Dolaylı olarak gerçekleşen bu ilk karşılaşmanın ardından yine Hz. Ömer
döneminde Îrân’ın fethedilmesi sürecinde Sâsânîler, Türk kağanından yardım
istemişler ve bir Türk ordusu, Sâsânîlere destek için gelmiştir. Ancak İbn’ül
Esîr’e göre çok küçük çaplı bir çatışmanın ötesine geçmeden Türkler, geri
dönmüştür.[5]
Bununla berâber Îrân’ın fethinden sonra artık Türkler ile Arablar,
doğrudan karşı karşıya gelmeye ve savaşmaya başlamışlardır. Bu konuda İbn’ül
Esir, söz konusu eserinin “Türk İllerine Yapılan Gazâlar”[6]

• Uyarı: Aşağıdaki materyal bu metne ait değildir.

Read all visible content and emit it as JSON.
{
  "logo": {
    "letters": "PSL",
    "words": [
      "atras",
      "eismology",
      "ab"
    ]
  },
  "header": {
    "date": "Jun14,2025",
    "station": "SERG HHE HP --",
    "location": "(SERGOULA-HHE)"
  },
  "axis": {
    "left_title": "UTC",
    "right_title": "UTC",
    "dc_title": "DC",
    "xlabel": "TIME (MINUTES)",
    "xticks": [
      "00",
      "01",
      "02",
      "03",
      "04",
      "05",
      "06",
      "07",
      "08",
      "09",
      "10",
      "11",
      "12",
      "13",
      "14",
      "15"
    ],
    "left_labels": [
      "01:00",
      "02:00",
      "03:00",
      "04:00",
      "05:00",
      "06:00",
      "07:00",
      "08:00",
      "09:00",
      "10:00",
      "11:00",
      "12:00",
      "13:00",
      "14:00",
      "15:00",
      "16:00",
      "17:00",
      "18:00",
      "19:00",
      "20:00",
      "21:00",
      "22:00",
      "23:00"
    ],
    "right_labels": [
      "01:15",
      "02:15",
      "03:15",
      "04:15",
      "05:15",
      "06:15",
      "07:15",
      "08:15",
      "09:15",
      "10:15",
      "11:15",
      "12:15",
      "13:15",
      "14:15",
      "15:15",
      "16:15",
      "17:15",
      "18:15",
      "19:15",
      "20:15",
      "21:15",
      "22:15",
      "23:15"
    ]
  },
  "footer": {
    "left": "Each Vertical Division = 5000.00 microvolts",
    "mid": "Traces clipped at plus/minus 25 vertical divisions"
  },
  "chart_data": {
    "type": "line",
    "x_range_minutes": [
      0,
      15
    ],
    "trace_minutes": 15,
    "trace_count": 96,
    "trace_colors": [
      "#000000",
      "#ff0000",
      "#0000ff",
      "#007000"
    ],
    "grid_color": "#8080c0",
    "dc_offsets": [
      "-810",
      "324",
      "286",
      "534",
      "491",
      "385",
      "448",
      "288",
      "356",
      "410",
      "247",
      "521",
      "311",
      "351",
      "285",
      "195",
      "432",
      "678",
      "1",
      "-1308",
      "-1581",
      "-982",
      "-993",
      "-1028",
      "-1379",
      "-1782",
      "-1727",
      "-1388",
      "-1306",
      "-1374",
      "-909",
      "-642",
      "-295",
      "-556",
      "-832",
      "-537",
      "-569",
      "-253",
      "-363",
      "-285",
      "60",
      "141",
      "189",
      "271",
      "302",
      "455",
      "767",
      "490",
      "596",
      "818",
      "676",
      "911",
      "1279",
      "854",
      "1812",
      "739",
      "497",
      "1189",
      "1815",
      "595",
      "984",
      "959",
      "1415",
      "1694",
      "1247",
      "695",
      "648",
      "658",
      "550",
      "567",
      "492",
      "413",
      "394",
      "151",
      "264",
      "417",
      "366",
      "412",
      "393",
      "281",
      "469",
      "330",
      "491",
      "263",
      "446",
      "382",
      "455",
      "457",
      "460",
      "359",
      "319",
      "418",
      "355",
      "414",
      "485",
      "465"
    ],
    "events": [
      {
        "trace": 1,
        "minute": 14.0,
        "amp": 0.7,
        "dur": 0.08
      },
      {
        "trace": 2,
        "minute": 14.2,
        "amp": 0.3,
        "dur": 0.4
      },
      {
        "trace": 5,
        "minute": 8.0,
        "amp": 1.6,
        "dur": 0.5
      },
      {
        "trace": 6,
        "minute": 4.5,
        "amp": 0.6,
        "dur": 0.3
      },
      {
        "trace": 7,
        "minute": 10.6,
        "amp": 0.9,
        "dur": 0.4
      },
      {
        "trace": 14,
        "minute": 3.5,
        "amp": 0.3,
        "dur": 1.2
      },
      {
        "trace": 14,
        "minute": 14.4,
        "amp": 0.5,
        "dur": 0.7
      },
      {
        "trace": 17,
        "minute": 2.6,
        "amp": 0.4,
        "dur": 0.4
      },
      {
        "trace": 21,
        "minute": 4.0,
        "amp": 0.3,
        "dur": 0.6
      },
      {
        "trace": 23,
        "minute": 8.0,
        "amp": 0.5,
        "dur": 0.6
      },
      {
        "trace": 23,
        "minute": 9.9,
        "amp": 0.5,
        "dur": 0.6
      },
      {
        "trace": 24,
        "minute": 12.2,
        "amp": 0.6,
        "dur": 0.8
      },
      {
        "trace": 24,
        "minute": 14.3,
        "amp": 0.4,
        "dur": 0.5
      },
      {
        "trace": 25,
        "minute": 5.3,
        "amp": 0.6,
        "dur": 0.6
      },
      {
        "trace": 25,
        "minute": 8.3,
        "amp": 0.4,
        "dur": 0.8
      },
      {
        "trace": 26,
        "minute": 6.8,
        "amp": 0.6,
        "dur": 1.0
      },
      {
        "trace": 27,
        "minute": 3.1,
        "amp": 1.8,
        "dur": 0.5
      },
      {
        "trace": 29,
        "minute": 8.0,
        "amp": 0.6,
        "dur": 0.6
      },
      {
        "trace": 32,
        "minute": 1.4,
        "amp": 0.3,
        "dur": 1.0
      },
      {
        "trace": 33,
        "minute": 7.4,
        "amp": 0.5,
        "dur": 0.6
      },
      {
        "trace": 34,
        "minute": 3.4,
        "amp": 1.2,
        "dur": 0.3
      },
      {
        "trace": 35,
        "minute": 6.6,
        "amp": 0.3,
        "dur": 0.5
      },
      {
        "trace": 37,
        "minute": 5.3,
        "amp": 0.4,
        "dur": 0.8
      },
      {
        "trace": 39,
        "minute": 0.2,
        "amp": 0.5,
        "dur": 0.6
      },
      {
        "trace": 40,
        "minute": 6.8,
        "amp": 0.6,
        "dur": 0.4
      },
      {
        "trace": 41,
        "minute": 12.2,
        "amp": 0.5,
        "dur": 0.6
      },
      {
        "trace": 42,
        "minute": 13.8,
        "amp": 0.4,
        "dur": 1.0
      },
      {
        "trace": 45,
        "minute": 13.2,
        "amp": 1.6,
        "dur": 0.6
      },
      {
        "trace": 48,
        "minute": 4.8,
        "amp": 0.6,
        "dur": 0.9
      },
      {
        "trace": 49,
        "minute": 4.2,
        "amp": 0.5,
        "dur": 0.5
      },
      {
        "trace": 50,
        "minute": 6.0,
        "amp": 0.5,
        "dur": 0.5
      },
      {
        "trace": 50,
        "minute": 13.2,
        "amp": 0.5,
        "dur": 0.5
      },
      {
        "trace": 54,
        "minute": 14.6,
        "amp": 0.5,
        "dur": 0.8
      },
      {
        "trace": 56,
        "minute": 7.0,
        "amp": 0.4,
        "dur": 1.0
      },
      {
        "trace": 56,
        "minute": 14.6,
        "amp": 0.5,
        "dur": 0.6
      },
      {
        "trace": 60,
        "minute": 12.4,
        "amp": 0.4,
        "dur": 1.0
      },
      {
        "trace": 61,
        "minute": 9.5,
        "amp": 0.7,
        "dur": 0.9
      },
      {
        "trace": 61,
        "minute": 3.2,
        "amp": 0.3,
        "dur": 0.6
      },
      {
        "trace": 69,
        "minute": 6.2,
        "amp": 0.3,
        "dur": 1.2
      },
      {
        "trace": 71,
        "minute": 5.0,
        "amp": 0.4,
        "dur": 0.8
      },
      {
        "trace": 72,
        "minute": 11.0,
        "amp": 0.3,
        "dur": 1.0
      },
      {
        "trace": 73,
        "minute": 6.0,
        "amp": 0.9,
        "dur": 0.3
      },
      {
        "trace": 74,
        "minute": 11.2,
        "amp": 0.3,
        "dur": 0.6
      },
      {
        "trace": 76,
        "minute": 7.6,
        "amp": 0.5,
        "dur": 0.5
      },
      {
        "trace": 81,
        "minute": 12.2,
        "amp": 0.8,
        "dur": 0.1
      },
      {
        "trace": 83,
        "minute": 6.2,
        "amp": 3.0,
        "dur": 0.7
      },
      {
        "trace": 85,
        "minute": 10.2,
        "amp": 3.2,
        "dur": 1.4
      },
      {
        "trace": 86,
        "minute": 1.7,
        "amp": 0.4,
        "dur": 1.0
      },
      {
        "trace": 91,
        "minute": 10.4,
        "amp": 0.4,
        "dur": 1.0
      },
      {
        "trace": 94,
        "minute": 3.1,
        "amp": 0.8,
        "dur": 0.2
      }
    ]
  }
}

başlıklı bölümde şunları yazmaktadır.
“Hz. Ömer'in Abdurrahman b. Rabîa'ya Türk illerine gaza yapmasını
emretmesi üzerine Abdurrahmân, Bâbu'l-ebvâb'dan çıkıp Türk illerine doğru yola
koyulmuştu. Onun bu sefere çıktığını gören Şehriyâr, Abdurrahmân'a: «Ne yapmak
istiyorsun?» diye sorunca, Abdurrahmân: «Belencer ve Türk illerinin fethini
diliyorum» diye cevap vermişti. Şehriyâr: «Onların Bâbu'l-ebvâb'ın dışında bizi
karşılamalarına ve şehrin dışında bir yerde çarpışmamıza gönlümüz pek razı
olmaz» deyince, Abdurrahmân ona, şöyle karşılık vermişti: «Bizim ise onlarla kendi
illerinde, bulundukları yerlerde gaza etmeden ve onlarla orada çarpışmadan
gönlümüz razı olmaz. Vallahi Emîrü'l-mü'minin bize izin verdiği takdirde
aramızda öyle insanlar vardır ki onlara ileriye gitmek üzere izin verildiği
takdirde ta Rum illerine varabilirler. Şehriyâr: «Kimdir onlar?» diye sorunca
Abdurrahmân: «Onlar Rasûlullah (s.)'ın, kendisiyle sohbet etmiş yakın
arkadaşlarıdır. İşte o insanlar cihad işine büyük bir niyet ve samimiyetle
girmişlerdir. Onların bu halleri başarı elde ettikleri sürece devam edecek ve
bu inançları devam ettikçe onları kimse yenemeyecek, onların bu hallerini
değiştiremeyecektir» demişti. Müslümanlar Hz. Ömer zamanında Belencer üzerine
bir gaza yapmış ve bu arada şöyle demişlerdi: «Biz, böyle bir fethe cesaret
ederken önümüzde meleklerle birlikte Abdurrahmân'ın düşman üzerine yürüyüp
onları ölümle korkuttuklarını gördüğümüzden dolayı bu işe cesaret ettik.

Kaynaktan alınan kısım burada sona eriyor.